Pour les ETI, la fenêtre d’opportunité existe pourtant. Elle se joue sur les briques “moins visibles” mais décisives : ingénierie électrique, refroidissement, bâtis industriels, cybersécurité, câblage, gestion énergétique, maintenance, métrologie, logiciels industriels, services de continuité. Encore faut-il que l’accès à ces marchés soit structuré, et que les donneurs d’ordres ouvrent réellement leurs panels.

Les “Journées Choose France” : la crédibilité passe par la preuve sur le terrain

L’exécutif a ajouté une séquence territoriale inédite. Des “Journées Choose France”, inspirées d’un format portes ouvertes, sont annoncées les 29, 30 et 31 mai 2026, avec une mise en avant de sites implantés en France.

D’autres communications publiques évoquent un format centré sur le week-end des 30 et 31 mai 2026, en amont d’un sommet prévu le 1er juin 2026 à Versailles.

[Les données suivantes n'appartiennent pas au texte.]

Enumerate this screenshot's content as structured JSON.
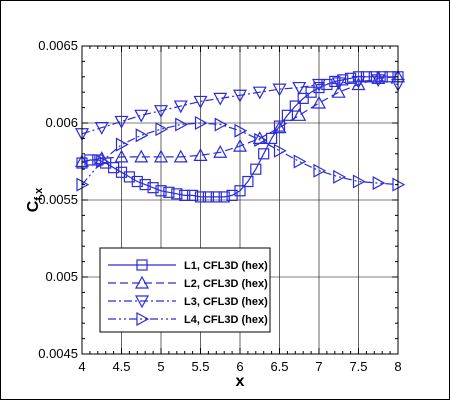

Le principe est stratégique pour l’écosystème ETI. Il s’agit de montrer ce qui est réellement produit, où, et avec quels métiers. En filigrane, la question est simple : les investissements annoncés créent-ils des bassins d’emploi industriels durables, et des commandes récurrentes pour les fournisseurs intermédiaires.

Cette séquence peut aussi réduire une ambiguïté fréquente. Les IDE sont parfois perçus comme une histoire de sièges, de logistique ou de fonctions supports. Rendre visibles les ateliers, les lignes et les labos remet la production au centre, à condition que l’exercice ne se limite pas à une vitrine.

Le vrai test pour les ETI : exécution, stabilité, et contenu local

Choose France 2026 se joue sur trois critères opérationnels, très “ETI compatibles”. D’abord, la vitesse d’exécution. Une ETI investit quand les délais sont tenables, et quand les aléas réglementaires sont maîtrisés. Ensuite, la stabilité des règles. Les décisions industrielles s’amortissent sur dix à vingt ans. Les investisseurs jugent la trajectoire fiscale et budgétaire sur la durée.

Enfin, le contenu local. Pour transformer une annonce en souveraineté productive, il faut capter de la valeur sur le territoire : achats, ingénierie, qualification, R&D, et montée en compétence des sous-traitants. Sans cela, la France peut rester “championne des projets” tout en fragilisant son socle de production.

Le sommet 2025 a fixé une barre très haute en montants, avec 40,8 milliards d’euros et 53 projets.

Pour 2026, l’attente des ETI est différente. Elles veulent des projets plus “industrialisants”, des partenariats de filière, et des carnets de commandes qui se traduisent en CAPEX, en productivité et en emplois qualifiés. En clair, l’attractivité doit devenir une mécanique d’industrialisation, pas un concours d’annonces.

Si la France parvient à convertir l’élan de Versailles en décisions d’implantation productives et en chaînes de valeur locales, les ETI seront les premières à en bénéficier. À l’inverse, si l’investissement se concentre sur des infrastructures numériques faiblement intégrées, l’écart se creusera entre montants affichés et impact industriel réel.